I was the first to arrive at the Paintbrush Divide and noticed the epic views down canyon. There was a lot of snow we’re going to need to deal with and this gave me some anxiety. It helped seeing a couple heading down. They passed through before us so I knew the route was doable. There are two routes from Paintbrush Divide. The normal summer route where the trail heads down and the winter route. The trail could not be accessed due to a large block of snow. You would need technical gear to safely pass over the snow here. I checked out the winter route and thought it looked steep but safer. The snow continues down and out. There was no threat of rocks in the event you cannot arrest your fall. Chumley and FOTG both wanted to do the summer route and there was no looking back once the decision was made. We didn’t waste time thinking about it. We geared up and went!

FOTG went first and set the pace. It will be slow going as he dug out steps started by groups before us. I followed and took my time. Every step was slow going as I carefully went one step at a time constantly repositioning my Ice Axe. There were a few times where my downhill foot slipped an inch or two on soft snow. This made my heart skip a beat. The Mircro Spikes helped and I couldn’t do this without the Ice Axe. I had my phone stowed away and didn’t take any pics along the traverse. I barely looked back at Chumley and Kyle fifty feet behind me. It was one foot in front of the other all the way until we were back on solid ground. I was elated after safely crossing the snow field. This was the first time I’ve ever done anything like this. It was a hell of a rush!
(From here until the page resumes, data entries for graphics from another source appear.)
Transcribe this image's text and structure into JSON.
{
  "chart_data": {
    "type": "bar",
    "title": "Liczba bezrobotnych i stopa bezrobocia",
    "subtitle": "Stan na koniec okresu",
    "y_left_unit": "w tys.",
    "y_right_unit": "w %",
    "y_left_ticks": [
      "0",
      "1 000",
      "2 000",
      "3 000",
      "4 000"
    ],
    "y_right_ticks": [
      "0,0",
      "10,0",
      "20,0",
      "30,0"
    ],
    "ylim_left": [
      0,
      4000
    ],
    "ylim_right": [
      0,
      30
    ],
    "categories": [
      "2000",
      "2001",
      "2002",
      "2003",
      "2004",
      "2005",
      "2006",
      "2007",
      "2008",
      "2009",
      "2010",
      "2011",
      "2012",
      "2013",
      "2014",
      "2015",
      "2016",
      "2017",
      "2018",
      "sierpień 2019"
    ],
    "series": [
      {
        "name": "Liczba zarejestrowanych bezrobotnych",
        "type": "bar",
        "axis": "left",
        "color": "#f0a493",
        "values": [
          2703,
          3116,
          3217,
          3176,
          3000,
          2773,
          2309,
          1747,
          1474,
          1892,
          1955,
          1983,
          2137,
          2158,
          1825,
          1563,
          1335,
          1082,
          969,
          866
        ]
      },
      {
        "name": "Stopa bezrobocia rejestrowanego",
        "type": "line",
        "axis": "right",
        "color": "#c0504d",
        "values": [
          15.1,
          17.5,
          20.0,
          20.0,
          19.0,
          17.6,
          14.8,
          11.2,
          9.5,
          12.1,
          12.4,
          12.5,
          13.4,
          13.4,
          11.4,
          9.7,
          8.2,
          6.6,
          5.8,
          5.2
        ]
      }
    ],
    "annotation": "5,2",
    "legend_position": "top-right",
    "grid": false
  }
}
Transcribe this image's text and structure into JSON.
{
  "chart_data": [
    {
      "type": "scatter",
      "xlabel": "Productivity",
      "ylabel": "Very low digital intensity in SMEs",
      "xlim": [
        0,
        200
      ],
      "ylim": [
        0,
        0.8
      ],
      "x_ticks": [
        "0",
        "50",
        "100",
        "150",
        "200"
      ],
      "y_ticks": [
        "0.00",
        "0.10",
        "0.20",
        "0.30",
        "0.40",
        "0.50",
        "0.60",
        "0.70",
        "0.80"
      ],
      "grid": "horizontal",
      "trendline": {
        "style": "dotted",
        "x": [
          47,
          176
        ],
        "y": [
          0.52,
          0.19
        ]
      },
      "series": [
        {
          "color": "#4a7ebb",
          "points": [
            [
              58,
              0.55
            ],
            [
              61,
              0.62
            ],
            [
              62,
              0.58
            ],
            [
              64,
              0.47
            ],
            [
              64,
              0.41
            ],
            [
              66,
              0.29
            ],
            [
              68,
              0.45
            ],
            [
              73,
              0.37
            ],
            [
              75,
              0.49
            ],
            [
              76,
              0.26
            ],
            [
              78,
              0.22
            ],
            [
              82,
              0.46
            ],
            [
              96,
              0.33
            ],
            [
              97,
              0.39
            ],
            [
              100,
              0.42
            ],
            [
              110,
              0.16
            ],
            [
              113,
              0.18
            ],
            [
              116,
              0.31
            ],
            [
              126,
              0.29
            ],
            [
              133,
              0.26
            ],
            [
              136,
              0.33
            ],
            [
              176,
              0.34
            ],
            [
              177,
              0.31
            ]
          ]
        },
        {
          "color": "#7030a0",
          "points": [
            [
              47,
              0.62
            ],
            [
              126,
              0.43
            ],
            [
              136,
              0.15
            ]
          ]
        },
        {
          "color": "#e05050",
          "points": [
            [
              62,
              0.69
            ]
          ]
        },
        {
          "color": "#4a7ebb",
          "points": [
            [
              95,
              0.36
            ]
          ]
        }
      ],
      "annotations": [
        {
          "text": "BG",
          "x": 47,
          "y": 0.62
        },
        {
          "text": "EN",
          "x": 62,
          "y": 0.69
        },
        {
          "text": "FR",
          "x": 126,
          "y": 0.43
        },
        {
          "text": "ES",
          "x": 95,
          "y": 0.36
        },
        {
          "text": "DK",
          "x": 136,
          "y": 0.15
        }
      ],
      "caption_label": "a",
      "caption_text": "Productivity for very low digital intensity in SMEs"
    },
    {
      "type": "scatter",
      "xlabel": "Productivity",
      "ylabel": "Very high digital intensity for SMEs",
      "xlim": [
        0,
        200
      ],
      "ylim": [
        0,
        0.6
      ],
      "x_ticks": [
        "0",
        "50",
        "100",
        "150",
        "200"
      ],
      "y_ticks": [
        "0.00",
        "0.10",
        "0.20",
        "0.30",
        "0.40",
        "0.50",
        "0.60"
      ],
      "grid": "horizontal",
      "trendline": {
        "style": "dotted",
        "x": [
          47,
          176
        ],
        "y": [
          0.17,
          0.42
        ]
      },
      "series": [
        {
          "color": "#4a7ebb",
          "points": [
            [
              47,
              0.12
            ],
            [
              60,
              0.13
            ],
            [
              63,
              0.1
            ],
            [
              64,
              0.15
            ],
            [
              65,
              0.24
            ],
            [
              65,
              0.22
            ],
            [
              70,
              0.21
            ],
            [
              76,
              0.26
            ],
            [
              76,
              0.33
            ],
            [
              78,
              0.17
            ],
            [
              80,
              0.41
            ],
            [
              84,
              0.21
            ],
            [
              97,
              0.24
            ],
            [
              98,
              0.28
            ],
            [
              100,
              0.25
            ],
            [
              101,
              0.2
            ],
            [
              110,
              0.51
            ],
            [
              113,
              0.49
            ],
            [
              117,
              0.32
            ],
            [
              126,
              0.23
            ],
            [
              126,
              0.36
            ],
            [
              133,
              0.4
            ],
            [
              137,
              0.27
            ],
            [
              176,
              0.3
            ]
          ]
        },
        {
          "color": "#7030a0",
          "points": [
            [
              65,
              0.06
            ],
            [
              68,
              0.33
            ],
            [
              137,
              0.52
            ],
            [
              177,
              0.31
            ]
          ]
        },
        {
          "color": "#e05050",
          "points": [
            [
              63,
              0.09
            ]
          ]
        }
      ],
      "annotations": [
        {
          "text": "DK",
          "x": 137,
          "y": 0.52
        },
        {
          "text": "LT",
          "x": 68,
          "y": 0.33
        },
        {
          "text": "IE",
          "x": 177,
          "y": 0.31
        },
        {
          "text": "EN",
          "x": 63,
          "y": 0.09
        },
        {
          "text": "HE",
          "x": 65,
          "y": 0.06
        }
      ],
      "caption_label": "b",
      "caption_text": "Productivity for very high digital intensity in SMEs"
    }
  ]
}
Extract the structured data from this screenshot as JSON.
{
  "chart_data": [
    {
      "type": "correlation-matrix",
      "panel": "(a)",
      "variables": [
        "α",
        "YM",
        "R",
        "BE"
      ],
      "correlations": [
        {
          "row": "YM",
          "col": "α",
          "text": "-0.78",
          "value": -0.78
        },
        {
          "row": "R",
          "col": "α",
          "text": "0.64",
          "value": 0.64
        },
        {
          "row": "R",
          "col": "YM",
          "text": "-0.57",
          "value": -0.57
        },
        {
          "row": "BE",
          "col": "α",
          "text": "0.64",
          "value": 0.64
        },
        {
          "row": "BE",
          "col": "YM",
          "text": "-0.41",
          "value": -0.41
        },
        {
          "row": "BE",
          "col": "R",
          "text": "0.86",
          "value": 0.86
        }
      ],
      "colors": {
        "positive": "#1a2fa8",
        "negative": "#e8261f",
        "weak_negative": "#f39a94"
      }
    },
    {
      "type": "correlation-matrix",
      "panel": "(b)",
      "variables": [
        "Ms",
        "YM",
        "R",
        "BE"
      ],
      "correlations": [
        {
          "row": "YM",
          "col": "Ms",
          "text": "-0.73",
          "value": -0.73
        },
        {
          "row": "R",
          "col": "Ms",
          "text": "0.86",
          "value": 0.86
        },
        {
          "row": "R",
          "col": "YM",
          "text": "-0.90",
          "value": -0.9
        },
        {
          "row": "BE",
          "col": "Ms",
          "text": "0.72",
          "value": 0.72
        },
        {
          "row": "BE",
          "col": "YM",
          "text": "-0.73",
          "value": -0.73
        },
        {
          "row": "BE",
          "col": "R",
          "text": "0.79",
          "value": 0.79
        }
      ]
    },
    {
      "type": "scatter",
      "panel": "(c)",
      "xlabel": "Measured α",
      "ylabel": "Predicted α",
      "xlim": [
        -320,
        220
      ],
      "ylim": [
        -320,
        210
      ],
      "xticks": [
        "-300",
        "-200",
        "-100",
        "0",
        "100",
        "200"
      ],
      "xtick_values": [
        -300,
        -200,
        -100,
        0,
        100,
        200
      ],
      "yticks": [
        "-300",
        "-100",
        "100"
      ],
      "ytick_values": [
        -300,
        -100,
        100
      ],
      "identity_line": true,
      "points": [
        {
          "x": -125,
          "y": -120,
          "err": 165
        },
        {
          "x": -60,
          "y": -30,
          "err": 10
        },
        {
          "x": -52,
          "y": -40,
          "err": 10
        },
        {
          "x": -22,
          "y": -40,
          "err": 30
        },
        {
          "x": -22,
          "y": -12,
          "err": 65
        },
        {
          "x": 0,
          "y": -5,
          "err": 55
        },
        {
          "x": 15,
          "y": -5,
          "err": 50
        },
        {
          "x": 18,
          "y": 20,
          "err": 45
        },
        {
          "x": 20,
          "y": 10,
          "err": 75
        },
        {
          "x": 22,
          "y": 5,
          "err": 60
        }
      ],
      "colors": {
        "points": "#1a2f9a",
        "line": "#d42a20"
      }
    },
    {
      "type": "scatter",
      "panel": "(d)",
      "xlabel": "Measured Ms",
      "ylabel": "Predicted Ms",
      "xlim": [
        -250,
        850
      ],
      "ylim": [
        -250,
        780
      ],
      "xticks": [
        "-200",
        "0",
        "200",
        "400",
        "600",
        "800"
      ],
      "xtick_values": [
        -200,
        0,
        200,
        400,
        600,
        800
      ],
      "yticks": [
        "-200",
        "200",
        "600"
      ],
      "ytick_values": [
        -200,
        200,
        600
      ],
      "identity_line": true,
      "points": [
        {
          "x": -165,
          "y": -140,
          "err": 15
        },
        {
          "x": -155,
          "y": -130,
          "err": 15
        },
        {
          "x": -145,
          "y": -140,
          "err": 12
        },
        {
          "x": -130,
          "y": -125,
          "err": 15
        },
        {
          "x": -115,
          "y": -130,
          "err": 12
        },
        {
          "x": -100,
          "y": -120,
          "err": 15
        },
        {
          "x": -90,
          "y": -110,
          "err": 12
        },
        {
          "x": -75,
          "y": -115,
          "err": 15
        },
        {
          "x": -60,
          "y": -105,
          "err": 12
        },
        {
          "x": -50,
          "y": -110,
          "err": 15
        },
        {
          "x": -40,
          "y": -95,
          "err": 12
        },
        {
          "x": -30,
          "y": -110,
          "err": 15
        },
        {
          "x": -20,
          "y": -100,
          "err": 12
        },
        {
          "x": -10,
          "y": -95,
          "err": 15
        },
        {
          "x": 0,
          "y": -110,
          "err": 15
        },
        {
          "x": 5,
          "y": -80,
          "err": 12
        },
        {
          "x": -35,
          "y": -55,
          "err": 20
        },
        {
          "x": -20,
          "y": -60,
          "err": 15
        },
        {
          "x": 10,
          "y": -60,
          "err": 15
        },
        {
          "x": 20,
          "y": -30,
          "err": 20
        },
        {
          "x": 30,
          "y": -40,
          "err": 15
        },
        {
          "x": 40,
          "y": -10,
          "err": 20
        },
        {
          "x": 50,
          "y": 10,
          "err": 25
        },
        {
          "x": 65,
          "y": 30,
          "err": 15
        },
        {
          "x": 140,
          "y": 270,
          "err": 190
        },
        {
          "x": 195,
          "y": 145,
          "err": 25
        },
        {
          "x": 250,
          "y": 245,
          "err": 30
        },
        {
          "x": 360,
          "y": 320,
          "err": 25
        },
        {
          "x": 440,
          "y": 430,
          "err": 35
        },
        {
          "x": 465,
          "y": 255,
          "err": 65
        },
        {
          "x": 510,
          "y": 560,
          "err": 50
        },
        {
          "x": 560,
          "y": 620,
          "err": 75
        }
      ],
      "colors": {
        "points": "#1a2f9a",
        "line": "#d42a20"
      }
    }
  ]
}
Once everyone was down it was fairly easy going. We still had snow fields to cross but none were as treacherous as the descent off the pass. We continued down and saw some day hikers exploring the area. We knew we were home free! We took a short break at Holly Lake and then continued down. The snow disappeared as we got below 9K ft and our pace picked up. The last few miles to the car were bittersweet as we completed our hike. This hike took a lot of work and the snow didn’t make it any easier. What an adventure!

Final Thoughts
The Teton Crest Trail is a spectacular hike that is right up there with the John Muir Trail. The views are magnificent as you hike from valley to pass and back into valley. Each turn brought new jaw dropping views. The trail never disappointed!

There was quite a bit of snow for us. Most of it was patchy and a nuisance but it sucked time and energy. We were fairly spent each day and didn’t do huge mileage.

Having a GPS with a route preloaded helped keep us on track. The snow covered the trail in some areas and the GPS helped with navigation.

I wore trail runners for this hike even though the BCO recommended boots. My feet were soaked on every day except the first day. Luckily it wasn’t a big deal.

We had Micro Spikes and an Ice Axe for this and couldn’t have completed our loop without these tools. We only used these on the Paintbrush Divide Trail. Check with the BCO on current conditions a few days before beginning this hike. Go prepared!

The weather held up nicely for us! The only rain we had was on our first day after getting camp set up. It lasted about an hour and the storm cleared.

Thanks to Chumley, FOTG & Kyle for coming along for this hike. We had a great group and truly enjoyed this trip! Another memorable trip in the books!